AIM: Among therapeutic proposals for amyloid-associated disorders, special attention has been given to the exploitation of nanoparticles (NPs) as promising agents against aggregation. METHODS: In this paper, the inhibitory effect of cerium oxide (CeO(2)) NPs against α-synuclein (α-syn) amyloid formation was explored by different methods such as Thioflavin T (ThT) and 8-anilinonaphthalene-1-sulfonic acid (ANS) fluorescence spectroscopy, Congo red adsorption assay, circular dichroism (CD) spectroscopy, transmission electron microscopy (TEM), and bioinformatical approaches. Also, the cytotoxicity of α-syn amyloid either alone or with CeO(2) NPs against neuron-like cells (SH-SY5Y) was examined using 3-(4,5-dimethylthiazol-2-yl)-2,5-diphenyltetrazolium bromide (MTT), flow cytometry, and quantitative real-time polymerase chain reaction (Bax and Bcl-2 gene expression) assays. RESULTS: ThT and ANS fluorescence assays indicated that CeO(2) NPs inhibit the formation of aggregated species and hydrophobic patches of α-syn in amyloidogenic conditions, respectively. Congo red and CD assays demonstrated that CeO(2) NPs reduce the formation of amyloid species and β-sheets structures of α-syn molecules, respectively. TEM investigation also confirmed that CeO(2) NPs limited the formation of well-defined fibrillary structures of α-syn molecules. Molecular docking and dynamic studies revealed that CeO(2) NPs could bind with different affinities to α-syn monomer and amyloid species and fibrillar structure of α-syn is disaggregated in the presence of CeO(2) NPs.

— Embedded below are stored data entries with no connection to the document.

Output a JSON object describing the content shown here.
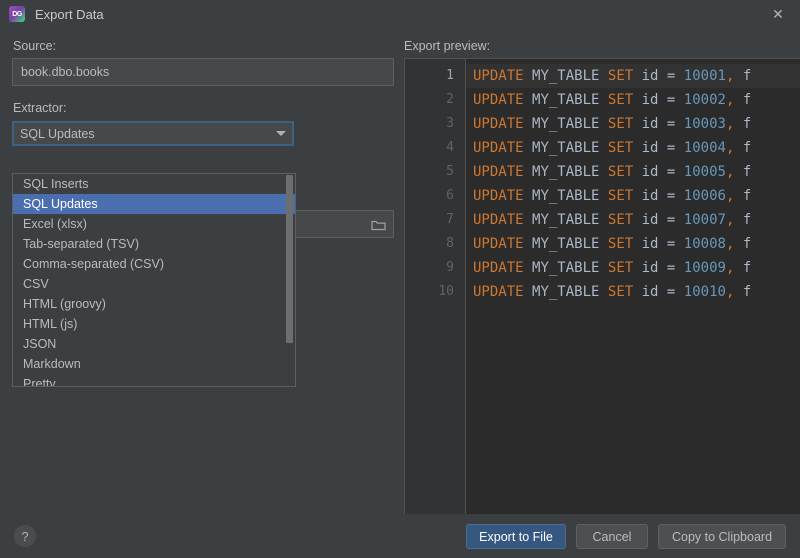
{
  "window": {
    "title": "Export Data",
    "app_icon": "datagrip-icon",
    "icon_text": "DG",
    "close_icon": "close-icon"
  },
  "left": {
    "source_label": "Source:",
    "source_value": "book.dbo.books",
    "extractor_label": "Extractor:",
    "extractor_value": "SQL Updates",
    "dropdown_arrow_icon": "chevron-down-icon",
    "browse_icon": "folder-icon",
    "options": [
      {
        "label": "SQL Inserts",
        "selected": false
      },
      {
        "label": "SQL Updates",
        "selected": true
      },
      {
        "label": "Excel (xlsx)",
        "selected": false
      },
      {
        "label": "Tab-separated (TSV)",
        "selected": false
      },
      {
        "label": "Comma-separated (CSV)",
        "selected": false
      },
      {
        "label": "CSV",
        "selected": false
      },
      {
        "label": "HTML (groovy)",
        "selected": false
      },
      {
        "label": "HTML (js)",
        "selected": false
      },
      {
        "label": "JSON",
        "selected": false
      },
      {
        "label": "Markdown",
        "selected": false
      },
      {
        "label": "Pretty",
        "selected": false
      }
    ]
  },
  "right": {
    "preview_label": "Export preview:",
    "lines": [
      {
        "number": "1",
        "id": "10001",
        "current": true
      },
      {
        "number": "2",
        "id": "10002",
        "current": false
      },
      {
        "number": "3",
        "id": "10003",
        "current": false
      },
      {
        "number": "4",
        "id": "10004",
        "current": false
      },
      {
        "number": "5",
        "id": "10005",
        "current": false
      },
      {
        "number": "6",
        "id": "10006",
        "current": false
      },
      {
        "number": "7",
        "id": "10007",
        "current": false
      },
      {
        "number": "8",
        "id": "10008",
        "current": false
      },
      {
        "number": "9",
        "id": "10009",
        "current": false
      },
      {
        "number": "10",
        "id": "10010",
        "current": false
      }
    ],
    "sql": {
      "keyword_update": "UPDATE",
      "table": "MY_TABLE",
      "keyword_set": "SET",
      "column": "id",
      "equals": "=",
      "comma": ",",
      "next_col_truncated": "f"
    }
  },
  "bottom": {
    "help_label": "?",
    "export_label": "Export to File",
    "cancel_label": "Cancel",
    "copy_label": "Copy to Clipboard"
  },
  "colors": {
    "dialog_bg": "#3C3F41",
    "field_bg": "#45494A",
    "editor_bg": "#2B2B2B",
    "gutter_bg": "#313335",
    "selection_blue": "#4B6EAF",
    "focus_border": "#3D6185",
    "default_button": "#365880",
    "keyword_orange": "#CC7832",
    "number_blue": "#6897BB",
    "text_gray": "#A9B7C6"
  }
}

Moreover, cellular assays depicted that CeO(2) NPs mitigate the cell mortality, apoptosis, and the ratio of Bax/Bcl-2 gene expression associated with α-syn amyloids. CONCLUSION: It may be concluded that CeO(2) NPs can be used as therapeutic agents to reduce the aggregation of proteins and mitigate the occurrence of neurodegenerative diseases.